Autoimmune diseases occur when the body's immune system attacks healthy cells, mistaking them for invading bacteria or other types of infection. An estimated 2.1 million Americans suffer from one of the most common autoimmune diseases, rheumatoid arthritis, which can cause crippling joint pain.
But there are 80 known types of autoimmune disease, and for reasons scientists do not yet understand, 80 percent of those who suffer from autoimmune disorders are women.
According to researchers at Augusta University's Medical College of Georgia, some help for autoimmune sufferers may be sitting in that cardboard box in the kitchen cabinet. Baking soda, the researchers believe, sends a signal to one of the key organs in the human immune system, the spleen, telling it to scale back its immune response when confronted with non-infectious "invaders," such as food.
The research, funded by the National Institute of Health, began when scientists at the medical school started asking why baking soda has been shown to be effective not only as an antacid, one of its most common uses outside of baking, but in slowing the progression of deadly kidney disease as well, according to a report in Science Daily.
"We started thinking, how does baking soda slow progression of kidney disease?" said lead researcher Dr. Paul O'Connor, a renal physiologist — that is, a specialist in the study of kidney function — at the Georgia med school.
Their research found evidence that after a group of healthy medical students drank a bottle of water mixed with baking soda every day for two weeks, their spleens shifted from producing a type of immune cells called macrophages that promote inflammation in the body to making a type of macrophage that actually reduces inflammation.

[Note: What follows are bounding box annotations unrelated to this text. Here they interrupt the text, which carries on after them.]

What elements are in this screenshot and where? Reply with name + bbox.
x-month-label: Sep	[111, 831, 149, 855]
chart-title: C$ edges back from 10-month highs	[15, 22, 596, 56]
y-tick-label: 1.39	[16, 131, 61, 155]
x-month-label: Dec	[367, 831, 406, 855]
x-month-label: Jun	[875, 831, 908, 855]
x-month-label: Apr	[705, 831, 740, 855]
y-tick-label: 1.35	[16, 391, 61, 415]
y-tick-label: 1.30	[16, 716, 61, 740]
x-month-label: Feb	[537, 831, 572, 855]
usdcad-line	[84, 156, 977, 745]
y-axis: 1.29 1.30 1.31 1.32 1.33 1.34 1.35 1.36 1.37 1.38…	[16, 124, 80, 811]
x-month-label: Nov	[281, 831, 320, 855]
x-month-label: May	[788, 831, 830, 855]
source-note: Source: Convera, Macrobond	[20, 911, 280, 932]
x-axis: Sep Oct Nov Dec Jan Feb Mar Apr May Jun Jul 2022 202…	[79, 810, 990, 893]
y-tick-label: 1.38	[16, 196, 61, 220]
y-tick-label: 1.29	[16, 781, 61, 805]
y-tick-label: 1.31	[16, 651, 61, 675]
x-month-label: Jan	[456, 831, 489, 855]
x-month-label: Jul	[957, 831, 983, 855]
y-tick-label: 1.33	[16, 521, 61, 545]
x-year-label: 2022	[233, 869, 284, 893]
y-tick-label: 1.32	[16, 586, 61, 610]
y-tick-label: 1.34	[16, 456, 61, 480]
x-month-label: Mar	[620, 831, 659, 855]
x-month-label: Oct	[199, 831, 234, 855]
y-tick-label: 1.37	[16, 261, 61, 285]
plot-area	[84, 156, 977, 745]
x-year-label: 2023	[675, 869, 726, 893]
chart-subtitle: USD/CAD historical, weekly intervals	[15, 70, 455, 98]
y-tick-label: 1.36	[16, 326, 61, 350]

"You are not really turning anything off or on, you are just pushing it toward one side by giving an anti-inflammatory stimulus," O'Connor said. "It's potentially a really safe way to treat inflammatory disease."
The researchers published their findings last month in the prestigious Journal of Immunology. Their study concluded that baking soda "communicates" with the spleen by stimulating mesothelial cells, the type of cells that line the surface of bodily organs. While biologists have long known that mesothelial cells serve to protect organs from damage, recent research has also shown that they have a function similar to neurons in the brain, transmitting information from cell to cell.
The anti-inflammatory response triggered by baking soda is caused by stimulating mesothelial cells that cover the spleen. Those cells then instruct the spleen to produce more anti-inflammatory cells and fewer inflammation-producing macrophages, the study found. As a result, the body becomes less inflamed, potentially easing the pain of rheumatoid arthritis and other autoimmune diseases.